C’est d’abord un premier album en 1970 “Depoimento do poeta” qui passe complètement inaperçu mais où rayonne enfin pour la première fois sur un album entier sa voix et ses compositions. Suit un album sur RCA en 1972 et enfin un dernier disque sur Odeon en 1973, sans aucun doute son plus bel enregistrement. Un disque produit par Pelão qui allait se charger peu après des premiers albums d’Adoniran Barbosa et de Cartola.
Il y a une grande dose de dignité dans cette saudade-là, parfois même une joie manifeste, comme sur « Rei Vadio » et ses chœurs éblouissants, où Nelson se décrit en « roi vagabond, poète sans loi ».
Pourtant, les textes, souvent écrits par Guilherme de Brito, parolier attitré du sambiste, sont parmi les plus sombres de la musique brésilienne. Thèmes de prédilection : la mort, l’abandon et le sourire de façade cachant le malheur, un thème typique des poètes maudits du samba. Cruelle ironie, Cavaquinho aura même le rôle de croque-mort à l’enterrement de son ami de toujours Cartola.
À l’automne de sa vie, la première pensée du vieil homme à l’heure d’enregistrer son dernier album solo porte sur le jugement dernier (« Juizo Final »).
Le ton est à la fois amèrement mélancolique et néanmoins alangui, éclairé par le chant folâtre de la cuica et les espagnolades discrètes de la guitare, tandis que la voix semble se prélasser dans les vapeurs d’alcool.
Une voix rauque, enrouée par des années de cigarettes et de cachaça, ce que Nelson admettra volontiers, comparant même son chant paresseux et indolent, voire insouciant, à celui de Louis Armstrong, dans les notes de pochette de l’album.
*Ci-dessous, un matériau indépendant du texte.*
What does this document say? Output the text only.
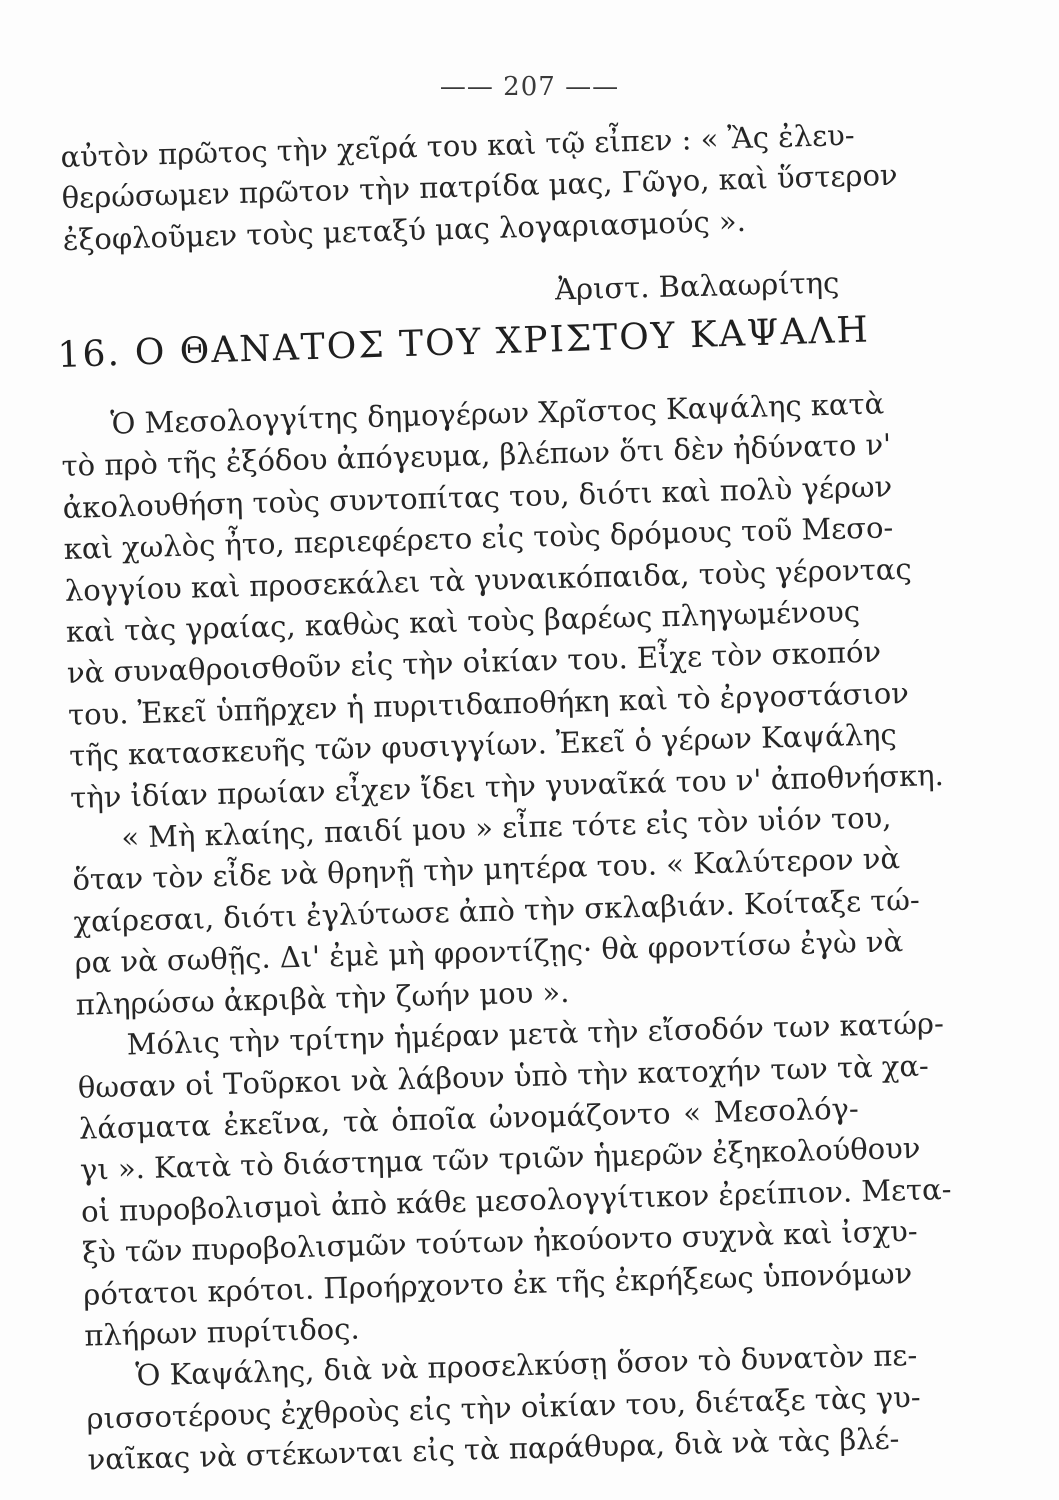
—— 207 ——
αὐτὸν πρῶτος τὴν χεῖρά του καὶ τῷ εἶπεν : « Ἂς ἐλευ-
θερώσωμεν πρῶτον τὴν πατρίδα μας, Γῶγο, καὶ ὕστερον
ἐξοφλοῦμεν τοὺς μεταξύ μας λογαριασμούς ».
Ἀριστ. Βαλαωρίτης
16. Ο ΘΑΝΑΤΟΣ ΤΟΥ ΧΡΙΣΤΟΥ ΚΑΨΑΛΗ
Ὁ Μεσολογγίτης δημογέρων Χρῖστος Καψάλης κατὰ
τὸ πρὸ τῆς ἐξόδου ἀπόγευμα, βλέπων ὅτι δὲν ἠδύνατο ν'
ἀκολουθήση τοὺς συντοπίτας του, διότι καὶ πολὺ γέρων
καὶ χωλὸς ἦτο, περιεφέρετο εἰς τοὺς δρόμους τοῦ Μεσο-
λογγίου καὶ προσεκάλει τὰ γυναικόπαιδα, τοὺς γέροντας
καὶ τὰς γραίας, καθὼς καὶ τοὺς βαρέως πληγωμένους
νὰ συναθροισθοῦν εἰς τὴν οἰκίαν του. Εἶχε τὸν σκοπόν
του. Ἐκεῖ ὑπῆρχεν ἡ πυριτιδαποθήκη καὶ τὸ ἐργοστάσιον
τῆς κατασκευῆς τῶν φυσιγγίων. Ἐκεῖ ὁ γέρων Καψάλης
τὴν ἰδίαν πρωίαν εἶχεν ἴδει τὴν γυναῖκά του ν' ἀποθνήσκη.
« Μὴ κλαίης, παιδί μου » εἶπε τότε εἰς τὸν υἱόν του,
ὅταν τὸν εἶδε νὰ θρηνῇ τὴν μητέρα του. « Καλύτερον νὰ
χαίρεσαι, διότι ἐγλύτωσε ἀπὸ τὴν σκλαβιάν. Κοίταξε τώ-
ρα νὰ σωθῇς. Δι' ἐμὲ μὴ φροντίζῃς· θὰ φροντίσω ἐγὼ νὰ
πληρώσω ἀκριβὰ τὴν ζωήν μου ».
Μόλις τὴν τρίτην ἡμέραν μετὰ τὴν εἴσοδόν των κατώρ-
θωσαν οἱ Τοῦρκοι νὰ λάβουν ὑπὸ τὴν κατοχήν των τὰ χα-
λάσματα ἐκεῖνα, τὰ ὁποῖα ὠνομάζοντο « Μεσολόγ-
γι ». Κατὰ τὸ διάστημα τῶν τριῶν ἡμερῶν ἐξηκολούθουν
οἱ πυροβολισμοὶ ἀπὸ κάθε μεσολογγίτικον ἐρείπιον. Μετα-
ξὺ τῶν πυροβολισμῶν τούτων ἠκούοντο συχνὰ καὶ ἰσχυ-
ρότατοι κρότοι. Προήρχοντο ἐκ τῆς ἐκρήξεως ὑπονόμων
πλήρων πυρίτιδος.
Ὁ Καψάλης, διὰ νὰ προσελκύσῃ ὅσον τὸ δυνατὸν πε-
ρισσοτέρους ἐχθροὺς εἰς τὴν οἰκίαν του, διέταξε τὰς γυ-
ναῖκας νὰ στέκωνται εἰς τὰ παράθυρα, διὰ νὰ τὰς βλέ-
Mais le parallèle s’arrête là, Nelson Cavaquinho étant avant tout un auteur de mélodies entêtantes et tendres, comme ce « Folhas Secas » au débit coulant et désinvolte, laissant longtemps en bouche ce goût de vieillesse tranquille et philosophe face aux regrets et aux chagrins de la vie. Une patte inimitable et reconnaissable entre mille.
Deux participations à des compilations viendront compléter sa maigre discographie, une sur Roda de samba n°2 et une autre sur l’album essentiel Quatros grandes sambistas aux côtés de Candeia, Elton Medeiros et son fidèle partenaire, Guilherme de Brito.
Nelson Cavaquinho est à partir de là enregistré par tous ceux qui aiment la samba, Beth Carvalho, Clara Nunes, Elis Regina, Paulinho da Viola entre autres.
Cette période est celle de l’apaisement pour Nelson Cavaquinho. Il s’achète une maison, se marie avec Durvalina, de 30 ans sa cadette et pour des raisons de santé, arrête de boire et de fumer.
Signe de la reconnaissance, un album hommage intitulé As Flores em Vida sort avec Nelson Cavaquinho lui-même et les plus grandes stars de l’époque (Chico Buarque, João Bosco, Toquinho, Cristina Buarque, Beth Carvalho). L’album parait en 1985, un an avant sa mort qu’il aura tant chanté.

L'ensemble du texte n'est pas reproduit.